日本では「アメショー」の愛称で親しまれ、人気の猫種ランキングでも常に上位に挙げられるアメリカンショートヘア。

17世紀にイギリスの開拓民船(メイフラワー号)に乗せられていた猫がルーツのひとつとされ、アメリカ大陸に渡った後は開拓民と共に暮らしながら繁殖を繰り返し、1906年には愛玩猫として品種が確立。もともとネズミなどの害獣を捕まえるために飼われていたことから、がっしりとした体型で運動能力が高く、遊ぶのが大好きな反面、肥大型心筋症や尿石症などの病気を発生しやすい傾向にあると言われています。

そんなアメリカンショートヘア種の全ゲノム解読に世界で初めて成功したことを、アニコム損保のグループ会社であるアニコム先進医療研究所が2020年5月22日に発表しました。
キーワードは近年注目を集めている「ゲノム獣医療」。

これは「個人のゲノム(全遺伝情報)からその体質を予測することで、個人に最適な医療を提供する」という、人間の医療分野で発展してきた考え方を動物に応用。
従来型の獣医療では同じ治療でも効果があるネコとないネコが存在していましたが、ゲノム獣医療は遺伝情報に基づいて個体の体質に適した治療を行うため、より効果的・効率的に獣医療を行えるようになると期待されています。

それを実現するためには、動物のゲノム情報を蓄積することが必要不可欠。
しかし、ネコの場合は遺伝的に均一なアビシニアン種しか情報がなく、かつ未解明のゲノム構造もあることから研究に利用できる情報が一部に限られていました。

そうした状況を打開するため、アメリカンショートヘアを対象に行われたのが今回の研究。

アメリカンショートヘアは国内だけでなく世界的にも人気があり、他の猫種との交配にも使用されるなど遺伝的な近縁が多い品種。また、アメリカ大陸に初めて上陸したネコを祖先としていることから、品種の成り立ちを考える上でも極めて重要な猫種であることなどの理由により研究対象として選ばれたのだとか。

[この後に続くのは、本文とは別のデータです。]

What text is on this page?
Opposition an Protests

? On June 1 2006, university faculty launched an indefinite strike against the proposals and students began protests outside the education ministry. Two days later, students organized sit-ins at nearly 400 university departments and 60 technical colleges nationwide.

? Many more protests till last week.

研究は国内外の遺伝子研究機関や大学などと共同で行い、アメリカンショートヘア種の全ゲノム配列を染色体レベルで解読することに成功。
その結果、ゲノム上には全部で23,119個の遺伝子があることが確認されたほか、アメリカンショートヘア種とアビシニアン種のゲノム配列を比較したところ、両者は染色体の一部で異なるゲノム構造をもっていることが明らかになりました。

同研究所によると、今後は2品種のゲノム構造の違いを詳しく調べることで、肥大型心筋症などアメリカンショートヘア種で発生しやすい疾病と関連した遺伝子や、品種の成り立ちに関する新たな知見を得られることが期待されるほか、イエネコ全体の健康を守るゲノム獣医療の発展に向けた応用研究を飛躍的に進められるようになるとしています。